Global cyberwarfare is civilization's greatest threat

The depths to which cyberwarfare has grown is one of the most controlled and guarded secrets in most of the major governments around the world. The United States, China, Israel, Russia, England, Japan, Iran, Germany – these are just some of the countries that have been revealed to be researching and participating in “cyberops” over the last few years. It can be assumed that what we know doesn’t even scratch the surface.

A recent revelation that the NSA’s “Perfect Citizen” program is designed to explore both defensive and offensive tactics surrounding energy infrastructure and the cyberattacks that can cripple them gives us an idea about a single direction that global cyberwarfare are heading. They understand that the vulnerabilities are countless. What they don’t tell us directly in the heavily redacted 190-page document that the Electronic Privacy Information Center (EPIC) obtained through the Freedom of Information Act is that their greatest fear isn’t what hackers could do through internet connections but what average US citizens employed at the facilities could inadvertently do to bring a crippling worm into a sensitive computer system.

It’s hard enough to find the culprits. What’s worse is that anyone with a smartphone or a flash drive could help take down a portion of the electric grid, for example, without even knowing what they had done. Iran learned this the hard way when the US and Israel infected the software driving over 1000 centrifuges with Stuxnet.

Herding cats: the impossibility of real safeguards

The biggest problem facing agencies like the NSA, the US military’s Cyber Command, and their counterparts around the world isn’t in understanding how to protect against cyberattacks. It’s that the systems on which nearly everything has been built are antiquated and vulnerable, making it a logistics nightmare to put in the proper safeguards. There are simply too many points of entry available right now for a clever individual to cry havoc and let slip the worms of cyberwar, let alone what organizations or government agencies could do.

In October, President Obama signed a secret document known as Presidential Policy Directive 20. It outlines a the procedures for clearance and gives a guideline for the protocols that can be followed in different situations where the security of both government and private networks are at risk of breach. It covers both defensive and offensive operations; they have the power to not only act within the networks but to also “cut the lines” when a breach is imminent or in progress.

“What it does, really for the first time, is it explicitly talks about how we will use cyber-operations,” a senior administration official said. “Network defense is what you’re doing inside your own networks. . .  Cyber-operations is stuff outside that space, and recognizing that you could be doing that for what might be called defensive purposes.”

If Stuxnet proved anything, it’s that anything is vulnerable.

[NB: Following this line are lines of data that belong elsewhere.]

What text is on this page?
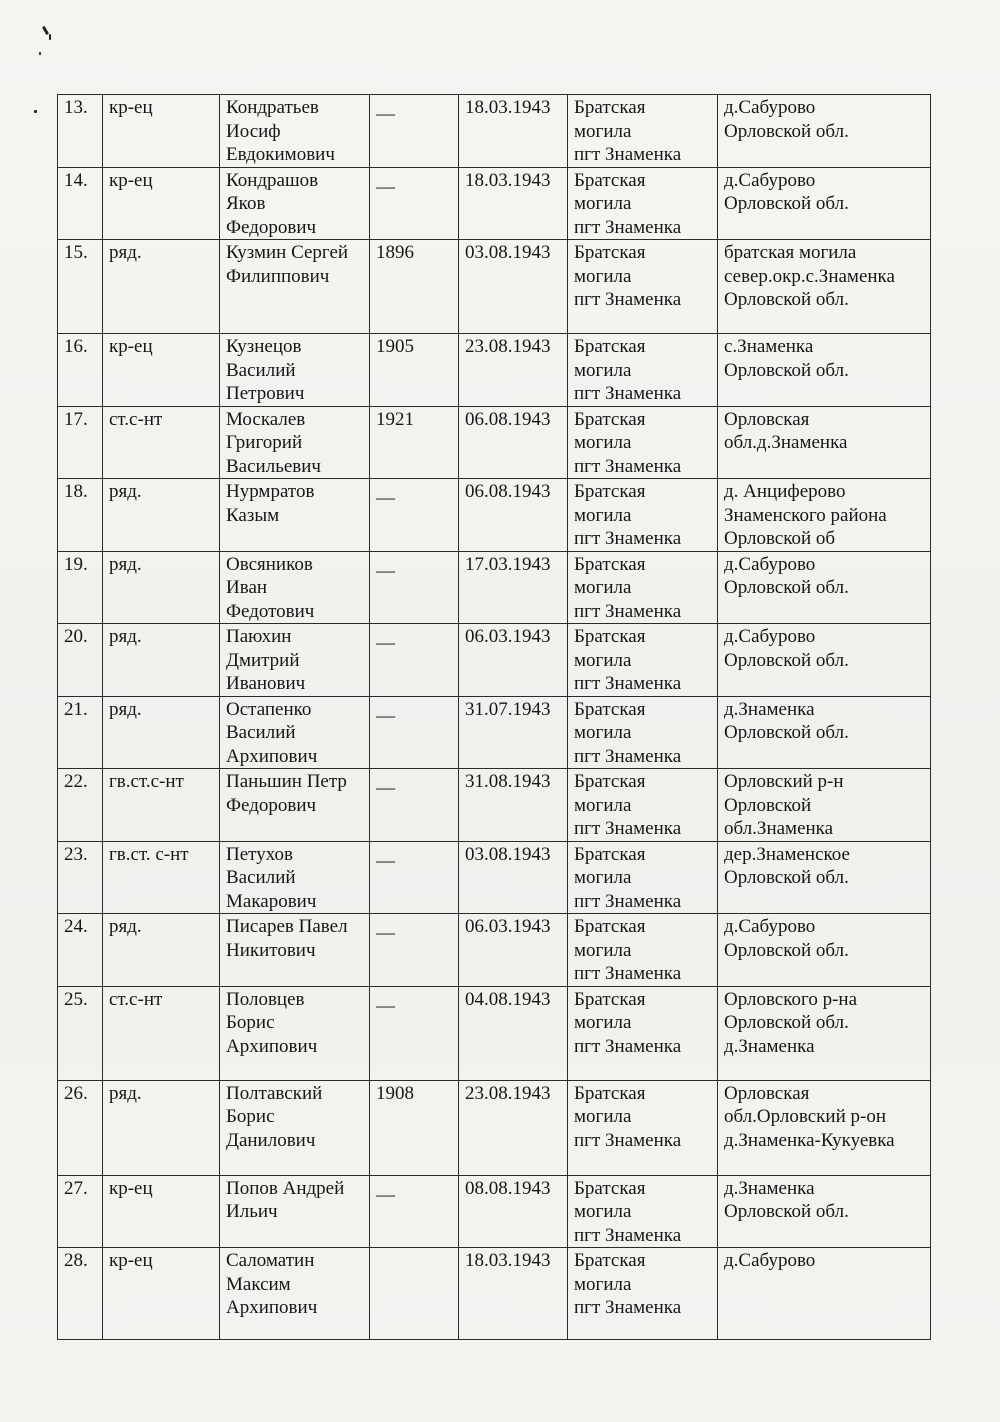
13.	кр-ец	Кондратьев
Иосиф
Евдокимович	__	18.03.1943	Братская
могила
пгт Знаменка	д.Сабурово
Орловской обл.
14.	кр-ец	Кондрашов
Яков
Федорович	__	18.03.1943	Братская
могила
пгт Знаменка	д.Сабурово
Орловской обл.
15.	ряд.	Кузмин Сергей
Филиппович	1896	03.08.1943	Братская
могила
пгт Знаменка	братская могила
север.окр.с.Знаменка
Орловской обл.
16.	кр-ец	Кузнецов
Василий
Петрович	1905	23.08.1943	Братская
могила
пгт Знаменка	с.Знаменка
Орловской обл.
17.	ст.с-нт	Москалев
Григорий
Васильевич	1921	06.08.1943	Братская
могила
пгт Знаменка	Орловская
обл.д.Знаменка
18.	ряд.	Нурмратов
Казым	__	06.08.1943	Братская
могила
пгт Знаменка	д. Анциферово
Знаменского района
Орловской об
19.	ряд.	Овсяников
Иван
Федотович	__	17.03.1943	Братская
могила
пгт Знаменка	д.Сабурово
Орловской обл.
20.	ряд.	Паюхин
Дмитрий
Иванович	__	06.03.1943	Братская
могила
пгт Знаменка	д.Сабурово
Орловской обл.
21.	ряд.	Остапенко
Василий
Архипович	__	31.07.1943	Братская
могила
пгт Знаменка	д.Знаменка
Орловской обл.
22.	гв.ст.с-нт	Паньшин Петр
Федорович	__	31.08.1943	Братская
могила
пгт Знаменка	Орловский р-н
Орловской
обл.Знаменка
23.	гв.ст. с-нт	Петухов
Василий
Макарович	__	03.08.1943	Братская
могила
пгт Знаменка	дер.Знаменское
Орловской обл.
24.	ряд.	Писарев Павел
Никитович	__	06.03.1943	Братская
могила
пгт Знаменка	д.Сабурово
Орловской обл.
25.	ст.с-нт	Половцев
Борис
Архипович	__	04.08.1943	Братская
могила
пгт Знаменка	Орловского р-на
Орловской обл.
д.Знаменка
26.	ряд.	Полтавский
Борис
Данилович	1908	23.08.1943	Братская
могила
пгт Знаменка	Орловская
обл.Орловский р-он
д.Знаменка-Кукуевка
27.	кр-ец	Попов Андрей
Ильич	__	08.08.1943	Братская
могила
пгт Знаменка	д.Знаменка
Орловской обл.
28.	кр-ец	Саломатин
Максим
Архипович		18.03.1943	Братская
могила
пгт Знаменка	д.Сабурово
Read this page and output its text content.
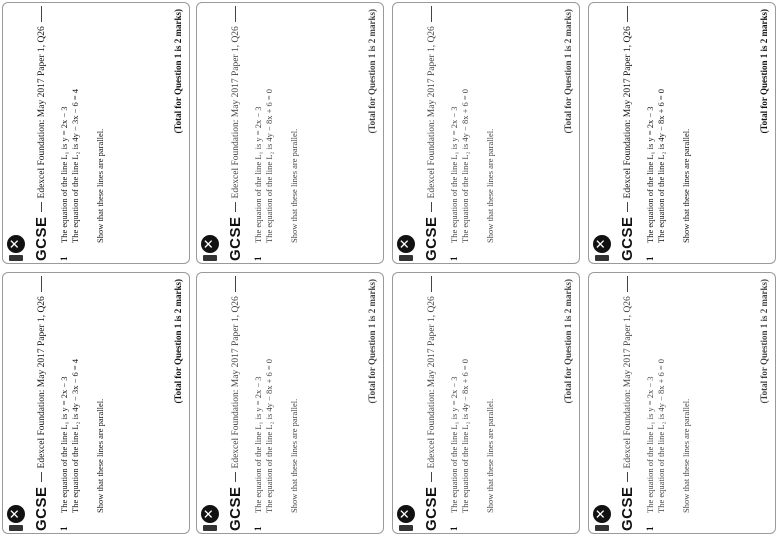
✕
GCSE
Edexcel Foundation: May 2017 Paper 1, Q26
1
The equation of the line L₁ is y = 2x − 3 The equation of the line L₂ is 4y − 3x − 6 = 4 Show that these lines are parallel.
(Total for Question 1 is 2 marks)
✕
GCSE
Edexcel Foundation: May 2017 Paper 1, Q26
1
The equation of the line L₁ is y = 2x − 3 The equation of the line L₂ is 4y − 8x + 6 = 0 Show that these lines are parallel.
(Total for Question 1 is 2 marks)
✕
GCSE
Edexcel Foundation: May 2017 Paper 1, Q26
1
The equation of the line L₁ is y = 2x − 3 The equation of the line L₂ is 4y − 8x + 6 = 0 Show that these lines are parallel.
(Total for Question 1 is 2 marks)
✕
GCSE
Edexcel Foundation: May 2017 Paper 1, Q26
1
The equation of the line L₁ is y = 2x − 3 The equation of the line L₂ is 4y − 8x + 6 = 0 Show that these lines are parallel.
(Total for Question 1 is 2 marks)
✕
GCSE
Edexcel Foundation: May 2017 Paper 1, Q26
1
The equation of the line L₁ is y = 2x − 3 The equation of the line L₂ is 4y − 3x − 6 = 4 Show that these lines are parallel.
(Total for Question 1 is 2 marks)
✕
GCSE
Edexcel Foundation: May 2017 Paper 1, Q26
1
The equation of the line L₁ is y = 2x − 3 The equation of the line L₂ is 4y − 8x + 6 = 0 Show that these lines are parallel.
(Total for Question 1 is 2 marks)
✕
GCSE
Edexcel Foundation: May 2017 Paper 1, Q26
1
The equation of the line L₁ is y = 2x − 3 The equation of the line L₂ is 4y − 8x + 6 = 0 Show that these lines are parallel.
(Total for Question 1 is 2 marks)
✕
GCSE
Edexcel Foundation: May 2017 Paper 1, Q26
1
The equation of the line L₁ is y = 2x − 3 The equation of the line L₂ is 4y − 8x + 6 = 0 Show that these lines are parallel.
(Total for Question 1 is 2 marks)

A similar attack could be carried out on the electric grid, water purification plants, air traffic control systems, and any number of high-value targets that have less security and more access points than Iran’s nuclear program. To close all points of entry into critical systems is nearly impossible for small areas such as cities, let alone for entire countries.

The dominoes of chaos

For better or for worse, the world is plugged in. The people in most developed nations have become reliant on certain levels of infrastructure. For example, when hurricane Sandy pummeled the east coast and caused widespread power outages, it took efforts from across the country and around the world to maintain order and assure that the long term toll was minimized.

Imagine what a sustained power outage across several states would do.

Sandy was anticipated. We saw it coming days before it hit. With a cyberattack, infrastructure can be crippled instantly. The one thing that keeps outages caused by known natural events from escalating to chaos is preparation of some sort by most who will be affected. Imagine if an area is hit and nobody saw it coming. Imagine if the hit is so severe that restoring the infrastructure component isn’t a matter of days or even weeks, but months. These are all very real potential scenarios.

In such an circumstance, the dominoes of chaos would likely kick in. As people in the affected area start to realize that their situation is not going to improve, they will resort to measures of self-preservation. They may leave and cause a swelling of need in unaffected areas. They may stay and either participate in or become the victim of crimes that spawn from perceived needs.

Fear would take hold in the unaffected areas. What if they were next?

In The Dark Knight, the Joker said something that could possibly ring true if a major cyberattack was enacted on a large area in a developed country. “They’re only as good as the world allows them to be. I’ll show you; when the chips are down these uh, these civilized people; they’ll eat each other.”

More than the threat of nuclear attacks during the height of the cold war, more than an outbreak of a deadly super virus, more than meteor strikes or alien invasions or biological attacks, cyberwarfare looms as the single greatest threat to the current state of civilization. Technology has helped us to overcome many of the challenges that our forefathers faced, but it has also made us vulnerable to man-made disasters in the various grids that support our lives.